As more fully described in the Company’s 8-K filed with
the SEC on August 10, 2020, on August 9, 2020, the Company entered into a Stock Purchase
Agreement with Masters. Pursuant to the Stock Purchase Agreement, the Company issued and sold to Masters 3,000 shares of Series
A Preferred Stock, at a price of $1,000.00 per share in an initial closing.
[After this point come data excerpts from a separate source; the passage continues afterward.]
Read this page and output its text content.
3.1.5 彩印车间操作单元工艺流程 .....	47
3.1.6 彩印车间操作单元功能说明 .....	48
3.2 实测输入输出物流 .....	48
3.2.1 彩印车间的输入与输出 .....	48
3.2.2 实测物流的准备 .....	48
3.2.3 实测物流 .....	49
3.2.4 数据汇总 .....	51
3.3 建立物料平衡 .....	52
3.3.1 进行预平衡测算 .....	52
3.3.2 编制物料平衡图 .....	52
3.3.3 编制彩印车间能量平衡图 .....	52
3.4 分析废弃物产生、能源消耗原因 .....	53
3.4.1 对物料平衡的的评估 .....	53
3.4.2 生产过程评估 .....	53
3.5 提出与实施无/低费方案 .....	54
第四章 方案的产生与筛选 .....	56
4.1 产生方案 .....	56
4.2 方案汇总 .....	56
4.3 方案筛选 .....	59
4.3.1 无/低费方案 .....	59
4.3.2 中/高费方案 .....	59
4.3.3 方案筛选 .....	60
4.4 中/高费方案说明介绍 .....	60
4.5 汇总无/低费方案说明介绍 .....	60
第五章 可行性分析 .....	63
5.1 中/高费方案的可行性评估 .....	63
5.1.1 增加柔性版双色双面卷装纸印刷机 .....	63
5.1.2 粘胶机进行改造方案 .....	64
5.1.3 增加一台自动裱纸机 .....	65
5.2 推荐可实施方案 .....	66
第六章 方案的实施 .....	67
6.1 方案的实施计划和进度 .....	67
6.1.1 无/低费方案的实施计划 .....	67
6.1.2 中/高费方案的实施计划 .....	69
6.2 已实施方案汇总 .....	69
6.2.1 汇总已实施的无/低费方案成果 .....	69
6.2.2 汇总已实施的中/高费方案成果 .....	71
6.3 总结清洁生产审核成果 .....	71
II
In addition, Masters or their assignees have the option
to purchase up to an additional 27,000 shares of Series A Preferred Stock at a price of $1,000.00 per share in a subsequent closing,
subject to the terms and conditions of the Stock Purchase Agreement, upon the later to occur of 90 days following the initial closing
or the date 10 days after the Company receives stockholder approval to increase its authorized common stock by an amount sufficient
to permit conversions of the Series A Preferred Stock, but in any event no later than 150 days after the initial closing, and subject
to specified conditions.
In addition, on September 26, 2020, the Company entered into
a consulting agreement with Masters, pursuant to which Masters has agreed to provide consulting and advisory services to the Company
in exchange for a consulting fee of $150,000 per year (the “Consulting Agreement”). The Consulting Agreement has an
initial term through September 26, 2022.
On October 1, 2020, Mr. Raab was granted a restricted stock
unit for 273,077 shares of the Company’s common stock, which will vest in full on October 1, 2021, subject to Mr. Raab’s
continuous service through such date. In addition, Mr. Raab will be eligible for an annual retainer of $37,500 for his service
as director pursuant to the Company’s non-employee director compensation policy.
Mr. Schumm and Mr. Raab have also each entered into the Company’s
standard form of indemnification agreement with the Company.